To follow Marie Goudy’s projects, find her webpage here.
Like Goudy, pianist Teri Parker is a U of T alumna with a lot of compositional ideas, although there doesn’t seem to be any mariachi band on her resumé. A sensitive player and writer, the former student of Fred Hersch and Enrico Pieranunzi already has two strong albums under her belt: 2017’s In the Past (a collection of pieces written mostly during her time in New York) and 2023’s Shaping the Invisible. In 2018, the pianist founded a new, all-female group, Free Spirits, notably dedicated to the music of two of jazz’s most creative women pianists—the late Geri Allen (1957-2017) and pioneer arranger/composer Mary Lou Williams (1910-1981), whose version of the John Stubblefield song gave Parker’s band its name. After completing an MA in Composition from York University in 2021, Teri Parker was the recipient of a Toronto Arts Council Grant that permitted her to write extensively, notably her Peaks and Valleys suite that now forms the core of her new album by the same name, out Oct. 4. For the launch, Free Spirits will appear for four nights at The Rex, Oct. 9-12.
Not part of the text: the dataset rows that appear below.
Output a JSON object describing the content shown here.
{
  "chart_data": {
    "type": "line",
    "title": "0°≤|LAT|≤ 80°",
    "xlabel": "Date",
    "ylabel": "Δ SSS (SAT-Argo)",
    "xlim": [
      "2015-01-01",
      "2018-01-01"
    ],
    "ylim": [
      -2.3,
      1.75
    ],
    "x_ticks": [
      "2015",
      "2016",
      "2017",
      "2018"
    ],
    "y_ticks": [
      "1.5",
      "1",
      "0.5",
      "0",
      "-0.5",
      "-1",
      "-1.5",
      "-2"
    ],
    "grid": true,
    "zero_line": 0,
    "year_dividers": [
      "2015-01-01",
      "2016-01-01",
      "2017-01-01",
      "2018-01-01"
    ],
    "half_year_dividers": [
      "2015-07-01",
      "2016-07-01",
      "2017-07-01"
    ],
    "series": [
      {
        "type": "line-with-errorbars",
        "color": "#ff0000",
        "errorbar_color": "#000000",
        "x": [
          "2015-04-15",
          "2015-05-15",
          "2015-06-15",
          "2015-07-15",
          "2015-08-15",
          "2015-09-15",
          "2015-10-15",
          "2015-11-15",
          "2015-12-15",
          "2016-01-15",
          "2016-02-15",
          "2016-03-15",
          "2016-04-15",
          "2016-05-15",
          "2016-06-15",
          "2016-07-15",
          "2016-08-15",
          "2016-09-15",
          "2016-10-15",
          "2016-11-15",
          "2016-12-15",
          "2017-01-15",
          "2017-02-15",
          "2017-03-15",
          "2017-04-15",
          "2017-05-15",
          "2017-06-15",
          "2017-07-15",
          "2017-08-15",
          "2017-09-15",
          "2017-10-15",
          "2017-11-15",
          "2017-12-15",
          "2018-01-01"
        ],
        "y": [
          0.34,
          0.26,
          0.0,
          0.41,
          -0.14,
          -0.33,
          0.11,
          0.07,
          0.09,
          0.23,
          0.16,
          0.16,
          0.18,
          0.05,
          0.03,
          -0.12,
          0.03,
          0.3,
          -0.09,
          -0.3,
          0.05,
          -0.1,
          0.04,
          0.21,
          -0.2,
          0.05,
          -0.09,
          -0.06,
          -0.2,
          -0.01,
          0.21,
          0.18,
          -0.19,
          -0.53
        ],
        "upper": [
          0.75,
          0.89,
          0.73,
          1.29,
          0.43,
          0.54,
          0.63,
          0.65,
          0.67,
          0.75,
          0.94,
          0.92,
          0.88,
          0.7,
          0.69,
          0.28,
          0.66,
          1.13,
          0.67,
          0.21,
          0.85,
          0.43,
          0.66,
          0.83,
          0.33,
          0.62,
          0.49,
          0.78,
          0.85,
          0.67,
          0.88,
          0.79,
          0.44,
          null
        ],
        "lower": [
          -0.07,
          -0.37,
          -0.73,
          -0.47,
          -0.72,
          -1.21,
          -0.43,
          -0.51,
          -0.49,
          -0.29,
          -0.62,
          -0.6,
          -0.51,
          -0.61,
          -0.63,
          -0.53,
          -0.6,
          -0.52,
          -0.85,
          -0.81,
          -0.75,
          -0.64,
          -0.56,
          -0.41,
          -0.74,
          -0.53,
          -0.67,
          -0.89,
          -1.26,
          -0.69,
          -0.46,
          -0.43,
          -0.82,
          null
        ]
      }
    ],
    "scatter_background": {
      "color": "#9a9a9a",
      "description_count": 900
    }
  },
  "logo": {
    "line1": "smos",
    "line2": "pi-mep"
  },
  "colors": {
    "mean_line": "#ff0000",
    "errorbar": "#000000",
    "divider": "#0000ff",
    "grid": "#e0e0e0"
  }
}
For more information about Teri Parker and Free Spirits, follow this link.
ALSO, IN BRIEF:
Released in 2022, nominated for a Juno Award, drummer Ernesto Cervini’s album Joy was probably a surprise for the fans of mystery writer Louise Penny—a subtle suite of jazz pieces based on Penny’s celebrated Chief Inspector Gamache novels, set in Three Pines, an imaginary Eastern Townships locale. With the release of Penny’s new book, The Grey Wolf, on Oct. 29, Cervini will take the stage once again at Aeolian Hall in London, Ont., on Nov. 2.